Né sì viva riluce a l’età nostra
la Galla expressa dal suo nobil Tosco,
tal che sen’ duol Lucrezia e l’altre prime,

che non più chiara assai, per entro ‘l fosco
de la futura età, con le mie rime
gisse la vera e dolce imagin vostra.

CXXXVII.

Quella, che co’ begli occhi par che ‘nvoglie
Amor, di vili affetti e penser casso,
e fa me spesso quasi freddo sasso,
mentre lo spirto in care voci scioglie,

del cui ciglio in governo le mie voglie,
ad una ad una, e la mia vita lasso,
la via di gir al ciel con fermo passo
m’insegna, e ‘n tutto al vulgo mi ritoglie.

Legga le dotte et onorate carte,
chi ciò brama, e, per farsi al poggiar ale,
con lungo studio apprenda ogni bell’arte;

ch’io spero alzarmi, ove uom per sé non sale,
scorto dai dolci amati lumi, e parte
dal suono a l’armonie celesti equale.

CXXXVIII.

Giovio, che i tempi e l’opre raccogliete
del faticoso e duro secol nostro
in così puro e sì lodato inchiostro,
che chiaro eternamente viverete,

perché lo stile omai non rivolgete
a questa, novo in terra e dolce mostro,
donna gentil, che non di perle e d’ostro,
ma sol d’onor e di virtute ha sete?

Questa risplenderà, come bel sole,
fra gli altri lumi de le vostre carte,
e le rendrà via più gradite e sole.

Quest’una ha inseme, quanto a parte a parte
dar a mille ben nate a pena sòle,
di beltà, di valor natura et arte.

CXXXIX.

Signor, poi che fortuna in adorarvi,
quant’ella possa, chiaramente ha mostro,
vogliate al poggio del valor col vostro
giovenetto pensero e studio alzarvi.

Ratto ogni lingua, se ciò fia, lodarvi
udrete, e sacreravvi il secol nostro
tutto ‘l suo puro e non caduco inchiostro,
per onorato e sempiterno farvi.

Ambe le chiavi del celeste regno
volge l’avolo vostro, e Roma affrena
con la sua gran virtù, che ne ‘l fe’ degno.
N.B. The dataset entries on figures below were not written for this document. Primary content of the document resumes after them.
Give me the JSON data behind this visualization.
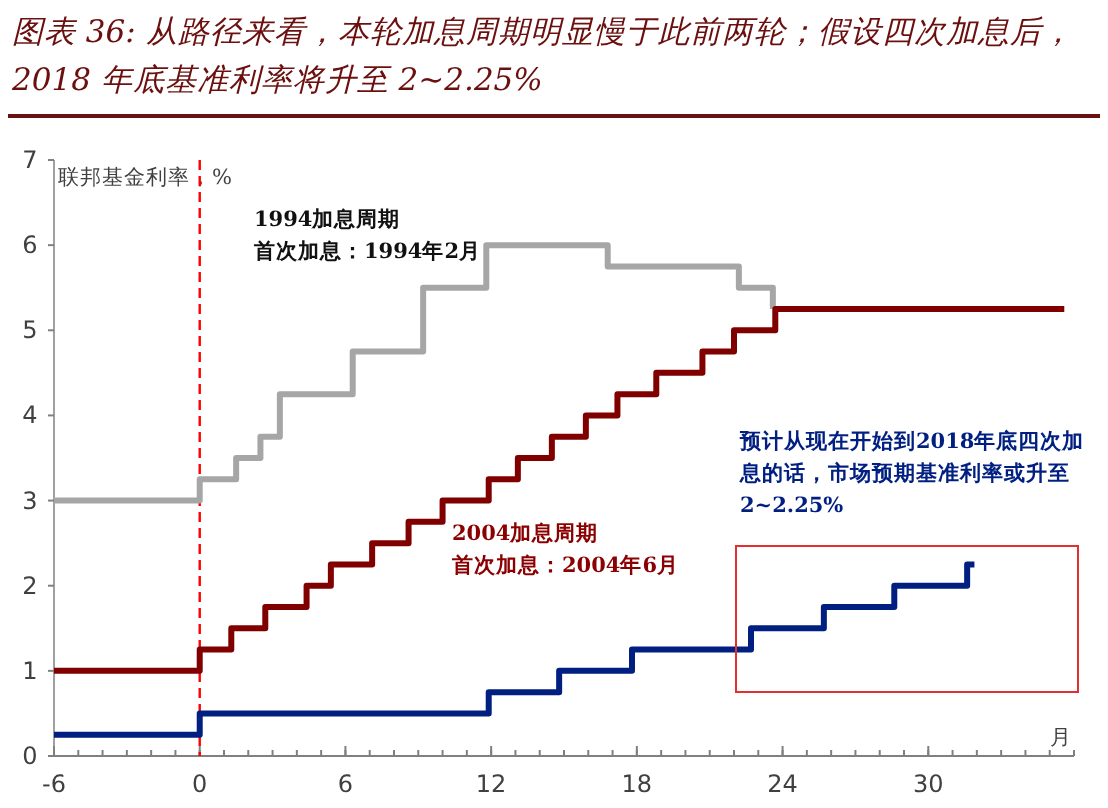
{
  "chart_data": {
    "type": "step",
    "title": "图表 36: 从路径来看，本轮加息周期明显慢于此前两轮；假设四次加息后，2018 年底基准利率将升至 2~2.25%",
    "xlabel": "月",
    "ylabel": "联邦基金利率，%",
    "xlim": [
      -6,
      36
    ],
    "xticks": [
      -6,
      0,
      6,
      12,
      18,
      24,
      30
    ],
    "ylim": [
      0,
      7
    ],
    "yticks": [
      0,
      1,
      2,
      3,
      4,
      5,
      6,
      7
    ],
    "grid": false,
    "marker": "none",
    "line_style": "solid",
    "series": [
      {
        "color": "#a6a6a6",
        "x": [
          -6,
          0,
          1.5,
          2.5,
          3.3,
          6.3,
          9.2,
          11.8,
          16.8,
          22.2,
          23.6
        ],
        "values": [
          3,
          3.25,
          3.5,
          3.75,
          4.25,
          4.75,
          5.5,
          6,
          5.75,
          5.5,
          5.25
        ]
      },
      {
        "color": "#800000",
        "x": [
          -6,
          0,
          1.3,
          2.7,
          4.4,
          5.4,
          7.1,
          8.6,
          10,
          11.9,
          13.1,
          14.5,
          15.9,
          17.2,
          18.8,
          20.7,
          22,
          23.7,
          35.6
        ],
        "values": [
          1,
          1.25,
          1.5,
          1.75,
          2,
          2.25,
          2.5,
          2.75,
          3,
          3.25,
          3.5,
          3.75,
          4,
          4.25,
          4.5,
          4.75,
          5,
          5.25,
          5.25
        ]
      },
      {
        "color": "#001f80",
        "x": [
          -6,
          0,
          11.9,
          14.8,
          17.8,
          22.7,
          25.7,
          28.6,
          31.6,
          31.9
        ],
        "values": [
          0.25,
          0.5,
          0.75,
          1,
          1.25,
          1.5,
          1.75,
          2,
          2.25,
          2.25
        ]
      }
    ],
    "ref_lines": [
      {
        "axis": "x",
        "value": 0,
        "color": "#ff0000",
        "line_style": "dashed"
      }
    ],
    "annotations": [
      "1994加息周期",
      "首次加息：1994年2月",
      "2004加息周期",
      "首次加息：2004年6月",
      "预计从现在开始到2018年底四次加息的话，市场预期基准利率或升至2~2.25%"
    ]
  }
}
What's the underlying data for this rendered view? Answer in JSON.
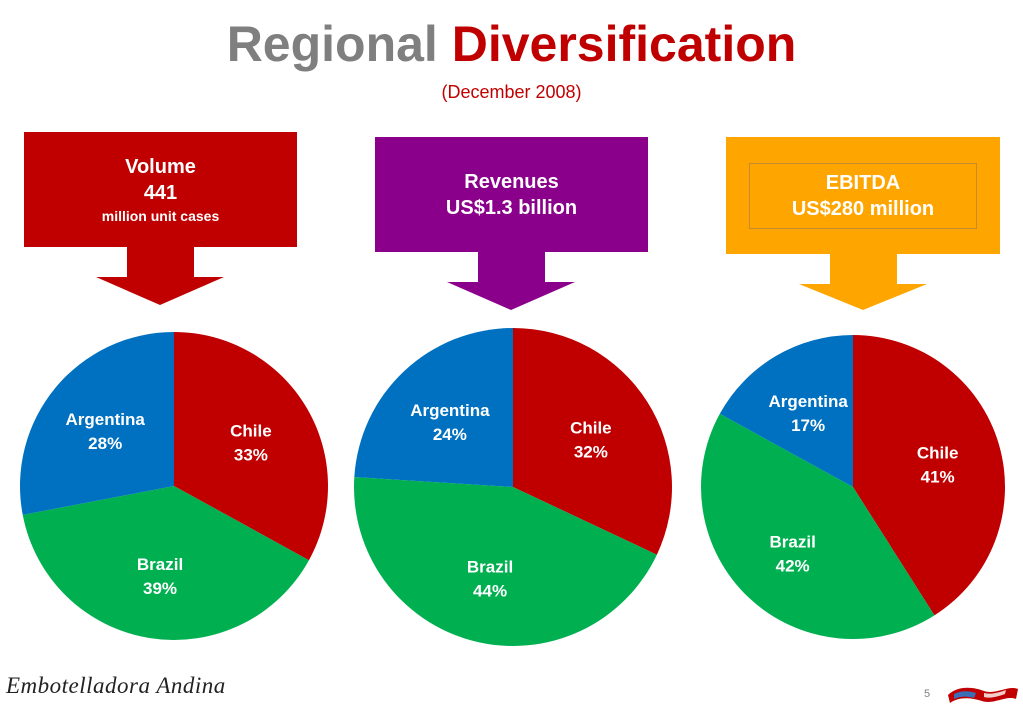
{
  "title": {
    "part1": "Regional",
    "part2": "Diversification"
  },
  "subtitle": "(December 2008)",
  "callouts": [
    {
      "lines": [
        "Volume",
        "441",
        "million unit cases"
      ],
      "color": "#c00000"
    },
    {
      "lines": [
        "Revenues",
        "US$1.3 billion"
      ],
      "color": "#8b008b"
    },
    {
      "lines": [
        "EBITDA",
        "US$280 million"
      ],
      "color": "#ffa500"
    }
  ],
  "chart_data": [
    {
      "type": "pie",
      "title": "Volume",
      "slices": [
        {
          "label": "Chile",
          "value": 33,
          "display": "33%",
          "color": "#c00000"
        },
        {
          "label": "Brazil",
          "value": 39,
          "display": "39%",
          "color": "#00b050"
        },
        {
          "label": "Argentina",
          "value": 28,
          "display": "28%",
          "color": "#0070c0"
        }
      ]
    },
    {
      "type": "pie",
      "title": "Revenues",
      "slices": [
        {
          "label": "Chile",
          "value": 32,
          "display": "32%",
          "color": "#c00000"
        },
        {
          "label": "Brazil",
          "value": 44,
          "display": "44%",
          "color": "#00b050"
        },
        {
          "label": "Argentina",
          "value": 24,
          "display": "24%",
          "color": "#0070c0"
        }
      ]
    },
    {
      "type": "pie",
      "title": "EBITDA",
      "slices": [
        {
          "label": "Chile",
          "value": 41,
          "display": "41%",
          "color": "#c00000"
        },
        {
          "label": "Brazil",
          "value": 42,
          "display": "42%",
          "color": "#00b050"
        },
        {
          "label": "Argentina",
          "value": 17,
          "display": "17%",
          "color": "#0070c0"
        }
      ]
    }
  ],
  "footer": {
    "logo_text": "Embotelladora Andina",
    "page_number": "5",
    "logo_icon": "flag-icon"
  }
}
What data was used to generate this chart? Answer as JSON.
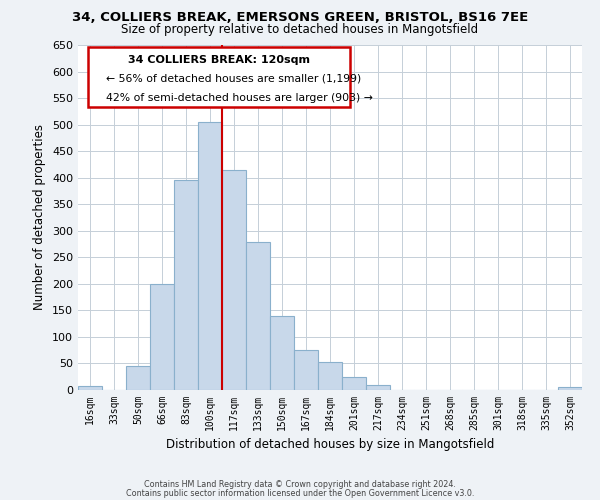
{
  "title": "34, COLLIERS BREAK, EMERSONS GREEN, BRISTOL, BS16 7EE",
  "subtitle": "Size of property relative to detached houses in Mangotsfield",
  "xlabel": "Distribution of detached houses by size in Mangotsfield",
  "ylabel": "Number of detached properties",
  "bar_color": "#c8d8ea",
  "bar_edge_color": "#8ab0cc",
  "bin_labels": [
    "16sqm",
    "33sqm",
    "50sqm",
    "66sqm",
    "83sqm",
    "100sqm",
    "117sqm",
    "133sqm",
    "150sqm",
    "167sqm",
    "184sqm",
    "201sqm",
    "217sqm",
    "234sqm",
    "251sqm",
    "268sqm",
    "285sqm",
    "301sqm",
    "318sqm",
    "335sqm",
    "352sqm"
  ],
  "bar_heights": [
    8,
    0,
    45,
    200,
    395,
    505,
    415,
    278,
    140,
    75,
    52,
    25,
    10,
    0,
    0,
    0,
    0,
    0,
    0,
    0,
    5
  ],
  "vline_x": 5.5,
  "vline_color": "#cc0000",
  "ylim": [
    0,
    650
  ],
  "yticks": [
    0,
    50,
    100,
    150,
    200,
    250,
    300,
    350,
    400,
    450,
    500,
    550,
    600,
    650
  ],
  "annotation_title": "34 COLLIERS BREAK: 120sqm",
  "annotation_line1": "← 56% of detached houses are smaller (1,199)",
  "annotation_line2": "42% of semi-detached houses are larger (903) →",
  "annotation_box_color": "#ffffff",
  "annotation_box_edge": "#cc0000",
  "footer1": "Contains HM Land Registry data © Crown copyright and database right 2024.",
  "footer2": "Contains public sector information licensed under the Open Government Licence v3.0.",
  "background_color": "#eef2f6",
  "plot_bg_color": "#ffffff",
  "grid_color": "#c5cfd8"
}
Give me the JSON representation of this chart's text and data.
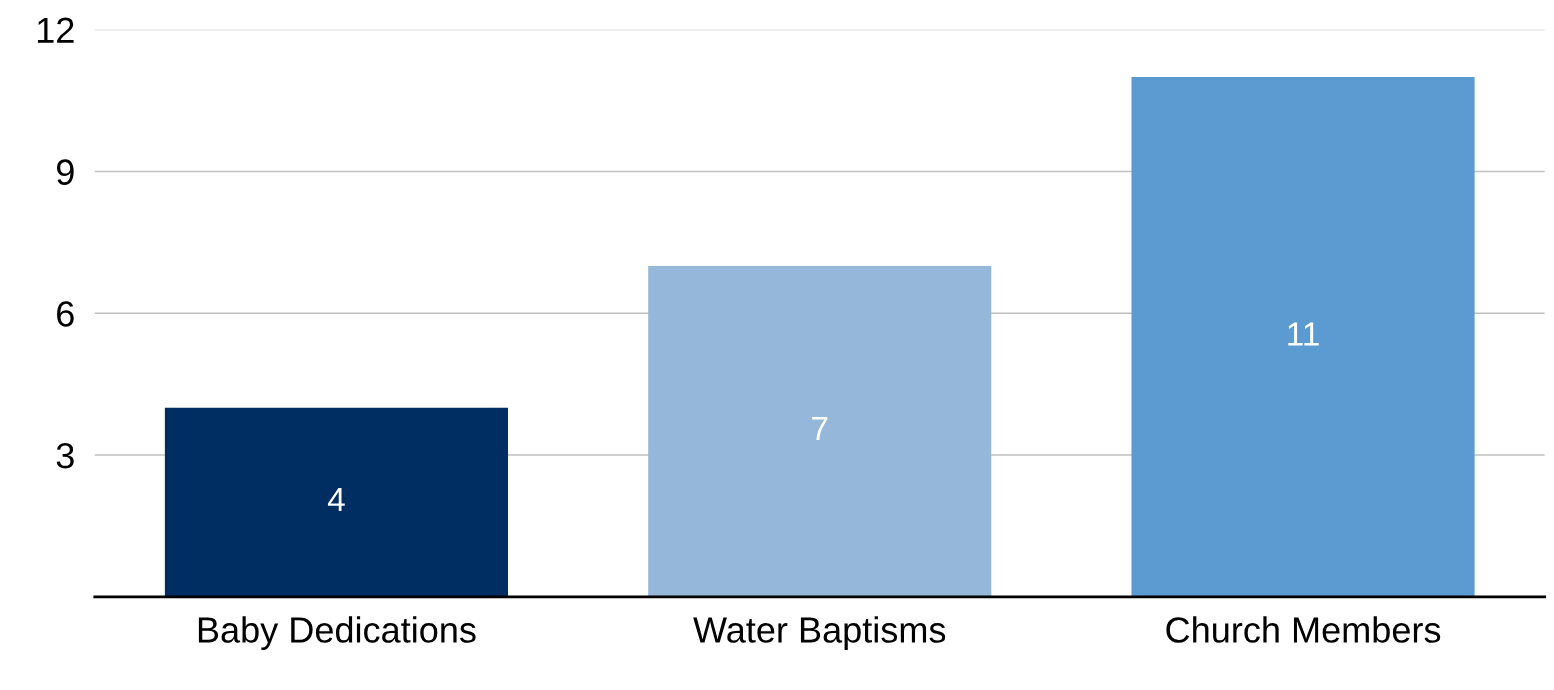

La vita più gradita e più serena
ne dà virtute, caro del ciel pegno:
di vile e di turbato ogni altra è piena

CXL.

Se qual è dentro in me, chi lodar brama,
signor mio caro, il vostro alto valore,
tal potesse mostrarsi a voi di fore,
quando a rime dettarvi amore il chiama,

ovunque vero pregio e virtù s’ama,
s’inchinerebbe il mondo a farvi onore,
securo da l’oblio de le tarde ore,
se posson dar gl’inchiostri eterna fama.

Né men di quel, che santamente adopra
il maggior padre vostro, andrei cantando;
ma poi mi nega il ciel sì leggiadra opra.

S’appagherà tacendo e adorando
mio cor, infin che terra il suo vel copra:
non poca parte uom di sé dona amando.